27 Apr 2018

National: petrol car levy will hurt the poor

5:11 pm on 27 April 2018

The government has been warned that it will be the poor who will bear the brunt of any levy placed on imported petrol vehicles.

Transport Minister Simon Bridges announced a package in May last year to encourage a widespread switch to electric cars.

Transport Minister Simon Bridges announced a package in May last year to encourage a widespread switch to electric cars. Photo: 123RF

The government is weighing up the levy at the moment and Climate Change Minister James Shaw said it could be used to help offset the cost of electric vehicles and mitigate New Zealand's emissions.

"You know what we all know right, is that electric vehicles are a lot cheaper to run because they are roughly about a third of the price per kilometre for the electricity cost versus petrol.

"They're a lot cheaper to maintain because they have fewer moving parts, but the up-front cost of the vehicle is prohibitive," Mr Shaw told RNZ.

Under the proposed freebate scheme, vehicle importers would pay a fee for bringing in a fossil fuel car, or receive a rebate for an electric or low emission vehicle.

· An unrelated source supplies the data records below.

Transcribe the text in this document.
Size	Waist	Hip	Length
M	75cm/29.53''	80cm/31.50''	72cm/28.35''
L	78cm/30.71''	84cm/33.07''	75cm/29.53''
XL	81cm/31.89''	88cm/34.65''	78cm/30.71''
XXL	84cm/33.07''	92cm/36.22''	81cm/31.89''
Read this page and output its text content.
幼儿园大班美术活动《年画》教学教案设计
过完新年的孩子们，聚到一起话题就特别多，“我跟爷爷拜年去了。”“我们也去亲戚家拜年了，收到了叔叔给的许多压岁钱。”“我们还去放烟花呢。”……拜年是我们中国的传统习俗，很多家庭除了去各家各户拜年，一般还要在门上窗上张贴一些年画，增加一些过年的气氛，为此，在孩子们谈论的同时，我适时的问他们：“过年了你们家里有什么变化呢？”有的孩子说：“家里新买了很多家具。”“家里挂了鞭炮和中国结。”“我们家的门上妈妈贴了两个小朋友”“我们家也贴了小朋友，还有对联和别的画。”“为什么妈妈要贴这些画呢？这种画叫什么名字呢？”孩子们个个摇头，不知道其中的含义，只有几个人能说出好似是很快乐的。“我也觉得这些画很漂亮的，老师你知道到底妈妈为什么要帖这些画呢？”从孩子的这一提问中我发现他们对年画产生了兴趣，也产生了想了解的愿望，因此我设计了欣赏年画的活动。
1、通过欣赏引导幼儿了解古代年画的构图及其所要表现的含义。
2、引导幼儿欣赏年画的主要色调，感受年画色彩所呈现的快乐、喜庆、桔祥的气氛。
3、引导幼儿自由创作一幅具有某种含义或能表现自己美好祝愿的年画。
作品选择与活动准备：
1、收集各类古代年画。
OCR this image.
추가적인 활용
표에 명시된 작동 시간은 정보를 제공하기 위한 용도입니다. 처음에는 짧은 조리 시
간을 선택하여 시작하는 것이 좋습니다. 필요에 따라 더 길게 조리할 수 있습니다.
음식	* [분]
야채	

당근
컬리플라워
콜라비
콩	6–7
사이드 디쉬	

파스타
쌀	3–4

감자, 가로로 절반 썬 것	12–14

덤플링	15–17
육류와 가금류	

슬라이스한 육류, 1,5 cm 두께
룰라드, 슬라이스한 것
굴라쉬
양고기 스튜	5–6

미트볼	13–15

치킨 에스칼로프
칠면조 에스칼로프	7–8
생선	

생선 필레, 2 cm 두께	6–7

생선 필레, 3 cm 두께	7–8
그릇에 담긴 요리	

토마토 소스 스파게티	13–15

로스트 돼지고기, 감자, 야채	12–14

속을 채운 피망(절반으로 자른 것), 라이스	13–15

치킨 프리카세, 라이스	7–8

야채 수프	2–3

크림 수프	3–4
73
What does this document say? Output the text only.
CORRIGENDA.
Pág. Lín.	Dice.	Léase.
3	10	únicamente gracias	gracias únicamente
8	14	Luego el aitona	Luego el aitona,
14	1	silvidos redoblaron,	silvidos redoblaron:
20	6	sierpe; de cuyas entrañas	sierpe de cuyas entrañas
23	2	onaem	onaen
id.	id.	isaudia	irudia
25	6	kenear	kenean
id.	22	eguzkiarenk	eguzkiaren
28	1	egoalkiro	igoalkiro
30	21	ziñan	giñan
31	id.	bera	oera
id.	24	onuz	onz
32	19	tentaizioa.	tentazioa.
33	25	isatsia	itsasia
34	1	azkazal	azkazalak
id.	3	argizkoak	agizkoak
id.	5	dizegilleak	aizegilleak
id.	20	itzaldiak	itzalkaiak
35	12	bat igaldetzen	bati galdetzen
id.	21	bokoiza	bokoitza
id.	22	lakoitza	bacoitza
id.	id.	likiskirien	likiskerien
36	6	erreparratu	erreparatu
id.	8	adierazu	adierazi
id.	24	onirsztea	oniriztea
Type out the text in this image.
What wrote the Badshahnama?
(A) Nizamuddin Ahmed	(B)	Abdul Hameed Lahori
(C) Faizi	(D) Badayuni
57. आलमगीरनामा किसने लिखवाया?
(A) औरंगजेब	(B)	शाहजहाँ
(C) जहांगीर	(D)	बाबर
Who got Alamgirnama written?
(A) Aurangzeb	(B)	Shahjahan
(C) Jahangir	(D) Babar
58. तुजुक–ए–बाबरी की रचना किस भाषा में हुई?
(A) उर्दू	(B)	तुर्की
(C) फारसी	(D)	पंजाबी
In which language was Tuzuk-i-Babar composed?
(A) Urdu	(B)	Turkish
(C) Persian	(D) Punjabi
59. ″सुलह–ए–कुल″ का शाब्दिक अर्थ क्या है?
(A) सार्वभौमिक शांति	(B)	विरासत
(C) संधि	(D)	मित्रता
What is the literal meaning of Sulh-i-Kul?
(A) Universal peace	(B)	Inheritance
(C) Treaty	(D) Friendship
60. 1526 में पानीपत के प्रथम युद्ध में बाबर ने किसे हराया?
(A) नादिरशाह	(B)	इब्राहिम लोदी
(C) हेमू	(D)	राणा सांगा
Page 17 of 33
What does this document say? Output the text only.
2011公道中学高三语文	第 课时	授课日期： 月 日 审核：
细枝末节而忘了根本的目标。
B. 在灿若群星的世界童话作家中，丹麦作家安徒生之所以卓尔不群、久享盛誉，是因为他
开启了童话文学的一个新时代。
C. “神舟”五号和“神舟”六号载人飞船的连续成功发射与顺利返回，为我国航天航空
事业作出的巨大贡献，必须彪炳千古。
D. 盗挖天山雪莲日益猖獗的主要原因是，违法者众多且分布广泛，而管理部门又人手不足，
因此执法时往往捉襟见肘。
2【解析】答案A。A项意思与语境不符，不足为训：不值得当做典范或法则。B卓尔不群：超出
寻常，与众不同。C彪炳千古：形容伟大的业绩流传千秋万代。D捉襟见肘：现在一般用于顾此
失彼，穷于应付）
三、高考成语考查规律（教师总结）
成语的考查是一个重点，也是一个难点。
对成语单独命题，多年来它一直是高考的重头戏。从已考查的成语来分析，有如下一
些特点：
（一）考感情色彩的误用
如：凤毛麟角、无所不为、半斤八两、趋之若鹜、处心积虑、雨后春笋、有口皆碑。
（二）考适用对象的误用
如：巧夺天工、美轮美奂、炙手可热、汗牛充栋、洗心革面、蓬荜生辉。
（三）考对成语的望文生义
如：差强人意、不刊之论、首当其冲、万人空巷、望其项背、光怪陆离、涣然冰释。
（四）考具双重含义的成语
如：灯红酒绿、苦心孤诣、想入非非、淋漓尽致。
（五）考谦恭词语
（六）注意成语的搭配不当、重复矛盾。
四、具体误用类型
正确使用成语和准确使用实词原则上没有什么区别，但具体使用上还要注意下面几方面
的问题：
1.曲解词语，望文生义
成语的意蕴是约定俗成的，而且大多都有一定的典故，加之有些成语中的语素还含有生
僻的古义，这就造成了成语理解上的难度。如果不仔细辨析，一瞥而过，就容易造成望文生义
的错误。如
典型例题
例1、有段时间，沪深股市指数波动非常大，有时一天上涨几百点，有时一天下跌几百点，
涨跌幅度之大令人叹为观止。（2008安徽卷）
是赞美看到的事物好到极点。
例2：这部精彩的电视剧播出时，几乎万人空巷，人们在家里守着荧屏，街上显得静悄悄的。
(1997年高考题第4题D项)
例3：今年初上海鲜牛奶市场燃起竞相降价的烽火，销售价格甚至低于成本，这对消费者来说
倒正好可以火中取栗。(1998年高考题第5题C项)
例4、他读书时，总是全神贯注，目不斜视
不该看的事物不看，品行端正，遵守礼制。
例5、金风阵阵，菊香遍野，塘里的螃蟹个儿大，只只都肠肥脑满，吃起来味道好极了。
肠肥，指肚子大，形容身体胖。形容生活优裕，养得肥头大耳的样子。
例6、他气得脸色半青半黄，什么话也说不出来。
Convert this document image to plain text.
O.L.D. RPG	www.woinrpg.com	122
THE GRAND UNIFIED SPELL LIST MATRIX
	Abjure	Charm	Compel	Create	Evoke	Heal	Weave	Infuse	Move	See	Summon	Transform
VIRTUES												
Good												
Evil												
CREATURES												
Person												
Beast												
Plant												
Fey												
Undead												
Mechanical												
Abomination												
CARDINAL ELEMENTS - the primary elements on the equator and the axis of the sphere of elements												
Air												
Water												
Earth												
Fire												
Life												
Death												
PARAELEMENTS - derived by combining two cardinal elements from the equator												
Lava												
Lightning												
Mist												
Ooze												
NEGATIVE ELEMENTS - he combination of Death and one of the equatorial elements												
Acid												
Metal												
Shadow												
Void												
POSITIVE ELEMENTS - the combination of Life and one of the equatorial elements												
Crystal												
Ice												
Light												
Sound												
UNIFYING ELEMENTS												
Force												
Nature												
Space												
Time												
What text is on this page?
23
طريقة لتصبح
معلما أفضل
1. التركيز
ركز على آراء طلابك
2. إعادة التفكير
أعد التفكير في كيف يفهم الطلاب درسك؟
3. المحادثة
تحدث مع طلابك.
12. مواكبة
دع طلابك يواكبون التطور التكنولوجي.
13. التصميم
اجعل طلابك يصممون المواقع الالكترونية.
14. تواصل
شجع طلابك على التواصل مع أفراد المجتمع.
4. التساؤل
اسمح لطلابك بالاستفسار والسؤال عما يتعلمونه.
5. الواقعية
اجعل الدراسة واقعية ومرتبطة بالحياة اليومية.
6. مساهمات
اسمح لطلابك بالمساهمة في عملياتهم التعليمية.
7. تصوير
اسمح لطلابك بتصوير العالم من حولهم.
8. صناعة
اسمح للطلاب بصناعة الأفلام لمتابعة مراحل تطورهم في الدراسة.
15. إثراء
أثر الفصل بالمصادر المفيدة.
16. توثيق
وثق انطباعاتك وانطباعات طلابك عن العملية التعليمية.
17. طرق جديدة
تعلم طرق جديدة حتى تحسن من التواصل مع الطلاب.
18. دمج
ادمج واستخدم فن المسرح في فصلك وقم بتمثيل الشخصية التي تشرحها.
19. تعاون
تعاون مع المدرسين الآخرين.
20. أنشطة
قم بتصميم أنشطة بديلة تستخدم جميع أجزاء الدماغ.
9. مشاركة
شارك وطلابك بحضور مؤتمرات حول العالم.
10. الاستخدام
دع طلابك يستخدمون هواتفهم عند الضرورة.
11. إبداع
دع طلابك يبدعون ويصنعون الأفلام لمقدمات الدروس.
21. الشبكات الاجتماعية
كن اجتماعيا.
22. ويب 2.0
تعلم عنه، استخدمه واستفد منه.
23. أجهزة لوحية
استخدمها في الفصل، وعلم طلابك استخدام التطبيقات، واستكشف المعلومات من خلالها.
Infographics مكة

But National's transport spokesperson Jami-Lee Ross said the proposed levy would hit people at the lower end of the socio-economic spectrum hard.

"It would effectively be a tax on the poor, you'd see the poorest New Zealanders who are purchasing second-hand Japanese imports having to pay the levy which would go towards subsidising electric vehicles for those who are more likely to be wealthier - and more likely to be able to purchase an electric vehicle."

Mr Ross said instead of the levy the government should be following National's lead on electric vehicles.

"I'd encourage this government to continue with what National did by exempting road-user charges, I'd encourage them to continue to purchase more electric vehicles as a government, so the government fleet is full of more electric vehicles."

And ACT's leader David Seymour said a levy would be going too far.

Electric vehicles were already massively subsidised because they didn't pay petrol tax and they also received preferential treatment in high occupancy vehicle lanes, he said.

Mr Seymour said if these initiatives hadn't already got people driving electric cars, it may be a sign it's wiser to wait for the technology to advance and their range to improve.

Energy and Resources Minister Megan Woods recently bought an electric vehicle herself and said charging stations were being rolled out across the country so drivers didn't get caught short.

"We're at a point obviously within our main cities where people can very comfortably use an EV, they can charge it at home, they can do their daily travels and go home and charge it again.

"Where the challenge is coming is where people need to drive between cities and that's why EECA (Energy Efficiency and Conservation Authority) has a focus on making sure that we have that spread of charging infrastructure around the country."

As of February, there were 124 public fast charging stations across New Zealand.